While other writers of the 1930s and 40s wrote heroic fantasy before the term was invented—Lovecraft, Clark Ashton Smith, Fritz Leiber, Catherine L. Moore, and the team of Pratt and de Camp among them—it was the success of Tolkien and Howard that touched off the sword-and-sorcery boom of the sixties and seventies. What lies ahead for heroic fiction we do not know; however, the vogue for lusty barbarians and fearless swordswomen is still with us. Many contemporary writers are working in this field, but so far Conan and his mighty deeds tower above the rest.

Whatever the future holds, Robert Howard's work in the genre of popular adventure fiction has shown a staying power and a capacity for arousing lasting enthusiasm far beyond any of his contemporaries, save only Edgar Rice Burroughs, father of the timeless hero Tarzan. Why, we may wonder, has Howard's work enjoyed such a stunning revival a generation after his death, while the tales of most of his contemporaries —some more skillful and experienced writers than he—molder in the crumbling files of ancient magazines?

Although all of Howard's stories are being rushed into print, his current popularity stems from just one set of stories: the Conan tales. We may be sure that, with the possible exception of his humorous Westerns,

Howard's non-Conan fiction would not have been reprinted had not the Conan saga brought Howard to the attention of the public and started the Howard vogue. So it is to Conan and to Howard himself that we must turn to evaluate his work.

People today live in an increasingly mechanized, computer-driven civilization. Because so many jobs are repetitive and confining, people feel that the world has boxed them in. They yearn to be free, to be in command of their fates, to escape from the restraints of their everyday lives. Travel used to be an escape for those who could afford it. But today scarcely any corner of the globe remains unexplored, and even in distant lands exotic costumes and customs are vanishing.

For armchair travelers, heroic fantasy furnishes the purest escape of all—escape from the real world into a world of make-believe. And this make-believe world Howard provided in the Hyborian Age. Troubled by the growing complexity of our industrial civilization, with its ever-multiplying regulations and paperwork, young people—young men in particular—are tempted to dream of a simpler world and a freer, more virile life, which they mistakenly imagine existed long ago and far away. They hug to their bosoms the romantic myth of the strong, fearless barbarian who tramples on convention and scorns civilized men as degenerate and cowardly. Ignoring the fact that the life of the average primitive is "poore, nasty, brutish, and shorte," they yearn to live the life of a barbarian hero.
14

Of course, during the time that he is conquering the folk of another culture, the barbarian hero can get away with almost anything.

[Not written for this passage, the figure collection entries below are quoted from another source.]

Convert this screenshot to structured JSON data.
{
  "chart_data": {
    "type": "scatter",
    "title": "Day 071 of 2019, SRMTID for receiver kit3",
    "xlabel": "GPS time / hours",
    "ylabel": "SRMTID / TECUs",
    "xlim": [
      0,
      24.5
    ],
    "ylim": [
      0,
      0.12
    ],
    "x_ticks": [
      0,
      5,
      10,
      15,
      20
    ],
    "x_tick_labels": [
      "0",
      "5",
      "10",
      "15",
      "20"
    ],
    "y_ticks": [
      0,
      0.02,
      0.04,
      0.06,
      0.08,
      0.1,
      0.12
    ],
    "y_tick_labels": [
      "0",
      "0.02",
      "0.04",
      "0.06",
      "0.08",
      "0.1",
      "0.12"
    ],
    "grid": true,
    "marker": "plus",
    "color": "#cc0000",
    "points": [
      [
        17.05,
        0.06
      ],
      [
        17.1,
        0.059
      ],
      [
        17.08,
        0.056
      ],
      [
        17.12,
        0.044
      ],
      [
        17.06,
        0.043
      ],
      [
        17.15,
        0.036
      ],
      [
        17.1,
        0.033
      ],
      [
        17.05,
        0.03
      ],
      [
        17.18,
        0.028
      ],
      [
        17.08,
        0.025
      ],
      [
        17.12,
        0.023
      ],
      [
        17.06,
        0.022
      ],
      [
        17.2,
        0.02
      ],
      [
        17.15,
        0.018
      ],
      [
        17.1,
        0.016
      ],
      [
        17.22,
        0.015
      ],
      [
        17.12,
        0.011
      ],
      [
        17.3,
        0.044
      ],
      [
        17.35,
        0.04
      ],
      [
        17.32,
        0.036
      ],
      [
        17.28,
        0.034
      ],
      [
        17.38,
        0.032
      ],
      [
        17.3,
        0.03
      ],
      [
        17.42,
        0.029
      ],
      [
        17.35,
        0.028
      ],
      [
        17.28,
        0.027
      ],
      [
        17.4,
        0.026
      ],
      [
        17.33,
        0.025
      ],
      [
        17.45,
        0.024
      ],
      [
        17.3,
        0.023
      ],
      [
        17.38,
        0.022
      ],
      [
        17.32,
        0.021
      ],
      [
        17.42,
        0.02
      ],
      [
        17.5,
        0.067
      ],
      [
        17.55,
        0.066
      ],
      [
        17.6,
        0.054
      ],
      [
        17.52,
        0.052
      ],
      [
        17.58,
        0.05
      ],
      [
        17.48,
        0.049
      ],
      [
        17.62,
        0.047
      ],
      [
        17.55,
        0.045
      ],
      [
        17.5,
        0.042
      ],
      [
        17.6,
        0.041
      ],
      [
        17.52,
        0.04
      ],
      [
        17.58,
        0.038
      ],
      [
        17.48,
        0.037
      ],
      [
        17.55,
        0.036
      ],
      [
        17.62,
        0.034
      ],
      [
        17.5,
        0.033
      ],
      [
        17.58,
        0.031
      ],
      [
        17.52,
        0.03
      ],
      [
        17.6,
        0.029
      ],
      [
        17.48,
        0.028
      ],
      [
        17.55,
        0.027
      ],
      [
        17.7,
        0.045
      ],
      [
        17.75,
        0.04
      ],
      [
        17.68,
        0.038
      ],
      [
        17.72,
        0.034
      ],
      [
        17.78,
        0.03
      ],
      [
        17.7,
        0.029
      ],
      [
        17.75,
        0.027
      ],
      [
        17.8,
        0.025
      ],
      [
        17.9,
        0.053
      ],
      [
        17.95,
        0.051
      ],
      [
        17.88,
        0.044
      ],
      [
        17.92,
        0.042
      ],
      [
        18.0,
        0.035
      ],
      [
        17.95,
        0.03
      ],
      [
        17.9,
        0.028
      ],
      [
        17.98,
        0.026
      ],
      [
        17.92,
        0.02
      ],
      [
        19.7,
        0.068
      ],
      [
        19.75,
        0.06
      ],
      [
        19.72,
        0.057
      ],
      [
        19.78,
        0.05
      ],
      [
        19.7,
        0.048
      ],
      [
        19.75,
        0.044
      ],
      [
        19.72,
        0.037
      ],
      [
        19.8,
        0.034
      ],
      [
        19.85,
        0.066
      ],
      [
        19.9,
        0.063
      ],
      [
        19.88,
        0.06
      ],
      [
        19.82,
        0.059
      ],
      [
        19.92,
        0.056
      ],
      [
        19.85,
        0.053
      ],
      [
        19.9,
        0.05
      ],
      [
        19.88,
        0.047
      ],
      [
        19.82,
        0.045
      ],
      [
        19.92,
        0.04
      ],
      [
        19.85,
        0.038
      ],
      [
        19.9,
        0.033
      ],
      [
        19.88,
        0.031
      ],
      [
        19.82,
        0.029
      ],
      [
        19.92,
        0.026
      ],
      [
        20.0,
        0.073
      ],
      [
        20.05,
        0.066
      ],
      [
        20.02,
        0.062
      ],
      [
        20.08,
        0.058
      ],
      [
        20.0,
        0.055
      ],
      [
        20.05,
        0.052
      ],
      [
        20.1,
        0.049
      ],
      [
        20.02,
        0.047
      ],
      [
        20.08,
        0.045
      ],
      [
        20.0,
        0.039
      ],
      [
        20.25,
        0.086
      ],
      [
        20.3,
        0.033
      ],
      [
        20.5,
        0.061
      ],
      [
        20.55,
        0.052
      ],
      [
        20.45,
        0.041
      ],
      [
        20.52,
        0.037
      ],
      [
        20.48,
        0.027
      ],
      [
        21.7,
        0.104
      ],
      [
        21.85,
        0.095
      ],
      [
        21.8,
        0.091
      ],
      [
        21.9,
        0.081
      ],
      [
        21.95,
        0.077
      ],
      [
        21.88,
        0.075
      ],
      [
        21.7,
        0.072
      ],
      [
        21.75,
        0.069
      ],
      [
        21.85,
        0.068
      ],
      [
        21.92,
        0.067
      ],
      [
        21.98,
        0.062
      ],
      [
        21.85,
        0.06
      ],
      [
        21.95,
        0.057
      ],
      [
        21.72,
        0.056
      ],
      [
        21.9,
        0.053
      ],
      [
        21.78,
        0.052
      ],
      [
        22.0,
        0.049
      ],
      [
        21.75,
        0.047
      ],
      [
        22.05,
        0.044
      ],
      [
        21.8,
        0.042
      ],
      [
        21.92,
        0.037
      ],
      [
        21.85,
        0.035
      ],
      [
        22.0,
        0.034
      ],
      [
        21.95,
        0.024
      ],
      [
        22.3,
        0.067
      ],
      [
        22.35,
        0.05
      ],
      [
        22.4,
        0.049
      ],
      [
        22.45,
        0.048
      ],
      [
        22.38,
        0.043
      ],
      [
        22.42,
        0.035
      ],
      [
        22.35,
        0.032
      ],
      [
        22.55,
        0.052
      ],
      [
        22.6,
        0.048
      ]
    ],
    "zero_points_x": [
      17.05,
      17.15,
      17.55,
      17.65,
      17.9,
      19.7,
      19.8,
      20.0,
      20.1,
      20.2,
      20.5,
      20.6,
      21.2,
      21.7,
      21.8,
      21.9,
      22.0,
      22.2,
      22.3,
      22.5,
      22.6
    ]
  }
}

He acts like an adolescent freed from his parents' control and not yet fitted into the mold of adult existence. Modern readers, remembering the feeling when, as adolescents, they tried out deeds of daring to see what they could get away with, still hanker for the days when they enjoyed a sense of liberation from all rules and regulations. This sense of freedom is, however, largely illusion. We soon learn that the world—the laws of nature, our fellow men, and our own limitations—imposes as strict a set of rules on us as ever our parents did.